2°) Recours en annulation de la décision en date du 9 juillet 2014 par laquelle le Ministre d’Etat a fait connaître la décision de l’Etat de Monaco de préempter l’appartement et la cave sis « Villa Béatrice » au 14, avenue Hector Otto à Monaco, et de la décision de rejet née le 24 novembre 2014 en l’absence de réponse au recours gracieux formé le 24 juillet 2014 contre elle.
En la cause de :
La SCI BLEUE,
Ayant élu domicile en l’étude de Maître Thomas GIACCARDI, Avocat-défenseur près la Cour d’Appel de Monaco, et plaidant par ledit Avocat-défenseur.
Contre :
L’Etat de Monaco, ayant pour Avocat-défenseur Maître Christophe SOSSO et plaidant par la SCP PIWNICA-MOLINIE, Avocat au Conseil d’Etat et à la Cour de Cassation de France.
LE TRIBUNAL SUPRÊME
Siégeant et délibérant en assemblée plénière
Après en avoir délibéré ;
Considérant que les sociétés SAM MICHEL PASTOR GROUP et SCI BLEUE demandent l’annulation de la décision en date du 9 juillet 2014 par laquelle le Ministre d’Etat s’est porté acquéreur d’un appartement et d’une cave situés dans l’immeuble « Villa Béatrice » au 14, de l’avenue Hector Otto à Monaco, et de celle du 24 novembre 2014 de rejet implicite du recours gracieux ;
Sur la légalité externe des décisions attaquées :
Considérant qu’aux termes de l’article 1er de la loi n° 1.312 du 29 juin 2006 relative à la motivation des actes administratifs : « Doivent être motivées à peine de nullité les décisions administratives à caractère individuel qui : 1° - restreignent l’exercice des libertés publiques ou constituent une mesure de police ; 2° - infligent une sanction ; 3° - refusent une autorisation ou un agrément ; 4° - subordonnent l’octroi d’une autorisation à des conditions restrictives ou imposent des sujétions ; 5° - retirent ou abrogent une décision créatrice de droits ; 6° - opposent une prescription, une forclusion ou une déchéance ; 7° - refusent un avantage dont l’attribution constitue un droit pour les personnes qui remplissent les conditions légales pour l’obtenir ; 8° - accordent une dérogation, conformément à des dispositions législatives ou réglementaires en vigueur » ; que l’acte par lequel le Ministre d’Etat décide d’exercer le droit de préemption institué au profit de l’Etat par l’article 38 de la loi n° 1.235 du 28 décembre 2000, modifiée, relative aux conditions de location de certains locaux à usage d’habitation construits ou achevés avant le 1er septembre 1947, impose des sujétions aux personnes physiques ou morales directement concernées au sens de l’article 1er de la loi susvisée du 29 juin 2006 ; que, dès lors, il est au nombre des décisions qui, en l’absence de dispositions législatives particulières donnant un autre fondement à l’obligation de motivation, doivent être motivées en vertu des dispositions précitées de l’article 1er de la loi du 29 juin 2006 ; que cette motivation doit, aux termes de l’article 2 de la même loi, être « écrite et comporter, dans le corps de la décision, l’énoncé des considérations de droit et de fait qui constituent son fondement » ;
Considérant que la décision du 9 juillet 2014 par laquelle le Ministre d’Etat a décidé d’exercer le droit de préemption de l’Etat de Monaco sur l’immeuble litigieux mentionne, après en avoir décrit la consistance, l’adresse et le prix de vente, que « cet appartement est situé dans un quartier dans lequel l’Etat est déjà présent.
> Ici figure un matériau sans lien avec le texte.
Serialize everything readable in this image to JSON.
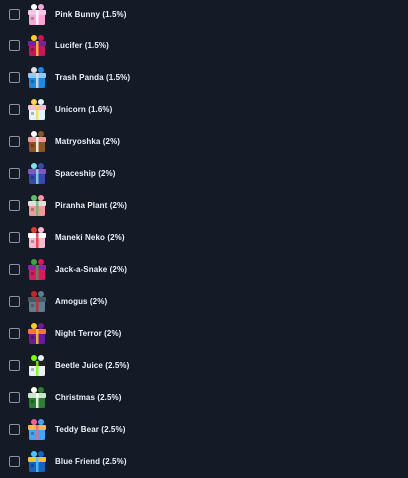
{
  "items": [
    {
      "label": "Pink Bunny (1.5%)",
      "checked": false,
      "icon": "pink-bunny-case-icon",
      "box": "#f7a6d9",
      "lid": "#f4c6ea",
      "accent": "#ffffff"
    },
    {
      "label": "Lucifer (1.5%)",
      "checked": false,
      "icon": "lucifer-case-icon",
      "box": "#c2185b",
      "lid": "#7b1fa2",
      "accent": "#ffcc33"
    },
    {
      "label": "Trash Panda (1.5%)",
      "checked": false,
      "icon": "trash-panda-case-icon",
      "box": "#1e88e5",
      "lid": "#90caf9",
      "accent": "#e0e0e0"
    },
    {
      "label": "Unicorn (1.6%)",
      "checked": false,
      "icon": "unicorn-case-icon",
      "box": "#e1f5fe",
      "lid": "#f8bbd0",
      "accent": "#ffd54f"
    },
    {
      "label": "Matryoshka (2%)",
      "checked": false,
      "icon": "matryoshka-case-icon",
      "box": "#8d5524",
      "lid": "#ef9a9a",
      "accent": "#ffffff"
    },
    {
      "label": "Spaceship (2%)",
      "checked": false,
      "icon": "spaceship-case-icon",
      "box": "#3949ab",
      "lid": "#7e57c2",
      "accent": "#80deea"
    },
    {
      "label": "Piranha Plant (2%)",
      "checked": false,
      "icon": "piranha-plant-case-icon",
      "box": "#ef9a9a",
      "lid": "#e0e0e0",
      "accent": "#66bb6a"
    },
    {
      "label": "Maneki Neko (2%)",
      "checked": false,
      "icon": "maneki-neko-case-icon",
      "box": "#f8bbd0",
      "lid": "#ffffff",
      "accent": "#e53935"
    },
    {
      "label": "Jack-a-Snake (2%)",
      "checked": false,
      "icon": "jack-a-snake-case-icon",
      "box": "#d81b60",
      "lid": "#8e24aa",
      "accent": "#43a047"
    },
    {
      "label": "Amogus (2%)",
      "checked": false,
      "icon": "amogus-case-icon",
      "box": "#607d8b",
      "lid": "#455a64",
      "accent": "#c62828"
    },
    {
      "label": "Night Terror (2%)",
      "checked": false,
      "icon": "night-terror-case-icon",
      "box": "#6a1b9a",
      "lid": "#ff7043",
      "accent": "#ffca28"
    },
    {
      "label": "Beetle Juice (2.5%)",
      "checked": false,
      "icon": "beetle-juice-case-icon",
      "box": "#eceff1",
      "lid": "#212121",
      "accent": "#76ff03"
    },
    {
      "label": "Christmas (2.5%)",
      "checked": false,
      "icon": "christmas-case-icon",
      "box": "#2e7d32",
      "lid": "#c8e6c9",
      "accent": "#ffffff"
    },
    {
      "label": "Teddy Bear (2.5%)",
      "checked": false,
      "icon": "teddy-bear-case-icon",
      "box": "#42a5f5",
      "lid": "#ffb74d",
      "accent": "#f06292"
    },
    {
      "label": "Blue Friend (2.5%)",
      "checked": false,
      "icon": "blue-friend-case-icon",
      "box": "#1565c0",
      "lid": "#fbc02d",
      "accent": "#4fc3f7"
    }
  ]
}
Cette acquisition revêt dès lors un intérêt urbanistique pour l’Etat » ; que, même s’il ne décrit pas le lien existant avec le projet TEOTISTA II et n’explique pas les raisons pour lesquelles ce bien fait l’objet d’une décision de préemption, le Ministre d’Etat a suffisamment motivé sa décision au regard des exigences des articles 1er et 2 précités de la loi du 29 juin 2006 ; qu’il suit de là que les sociétés SAM MICHEL PASTOR GROUP et SCI BLEUE ne sont pas fondées à demander pour ce motif l’annulation de la décision de préemption du 9 juillet 2014 et, par voie de conséquence, du rejet du recours gracieux ;
Sur la légalité interne des décisions attaquées :
Sur le moyen tiré de l’inconstitutionnalité de la loi
Considérant que l’article 24 de la Constitution monégasque dispose : « La propriété est inviolable. Nul ne peut être privé de sa propriété que pour cause d’utilité publique légalement constatée et moyennant une juste indemnité, établie et versée dans les conditions prévues par la loi » ; que le libre exercice du droit de propriété consacré par ce texte doit être concilié avec les autres règles et principes de valeur constitutionnelle applicables dans l’État monégasque ; qu’il en est ainsi du principe accordant une priorité aux monégasques, consacré par la Constitution, compte tenu des caractères particuliers, notamment géographiques, de la Principauté ;
Considérant que les dispositions de l’article 38 précité de la loi n° 1.235 qui imposent aux propriétaires ou aux notaires instrumentaires de déclarer, à peine de nullité, les aliénations volontaires à titre onéreux et apports en société, portant sur un ou plusieurs locaux à usage d’habitation construits ou achevés avant le 1er septembre 1947, afin de permettre au Ministre d’État, dans le délai d’un mois à compter de la notification de cette déclaration, de se porter acquéreur aux conditions qui y sont fixées, sont nécessaires pour permettre aux Monégasques et aux personnes ayant des liens particuliers avec la Principauté de se loger à Monaco et ne portent pas à l’exercice du droit de propriété une atteinte excédant celles qui peuvent lui être apportées au regard des règles et principes ci-dessus rappelés ;
Sur l’exercice du droit de préemption
Considérant qu’aux termes de l’article 38 précité : « Les aliénations volontaires à titre onéreux et apports en société, sous quelque forme que ce soit, portant sur un ou plusieurs locaux à usage d’habitation construits ou achevés avant le 1er septembre 1947 doivent, à peine de nullité, faire l’objet par les propriétaires instrumentaires d’une déclaration d’intention au Ministre d’Etat.(…) Cette déclaration, qui vaut offre de vente irrévocable pendant un délai d’un mois à compter de sa notification, doit comporter le prix et les principales caractéristiques de l’opération envisagée./ Dans ce délai le Ministre d’Etat peut faire connaître sa décision de se porter acquéreur aux conditions fixées dans la déclaration (…) » ; que, si la loi ne précise plus que l’exercice de ce droit de préemption par le Ministre d’État est subordonné à des motifs d’ordre urbanistique ou social, il ne peut s’exercer, sous le contrôle du juge, que pour des motifs d’intérêt général qui, propres à chaque espèce, doivent correspondre à un objet suffisamment défini ; que tel n’est pas le cas en l’espèce ; que la décision attaquée est donc entachée d’une erreur de droit.
Décide :
Article Premier.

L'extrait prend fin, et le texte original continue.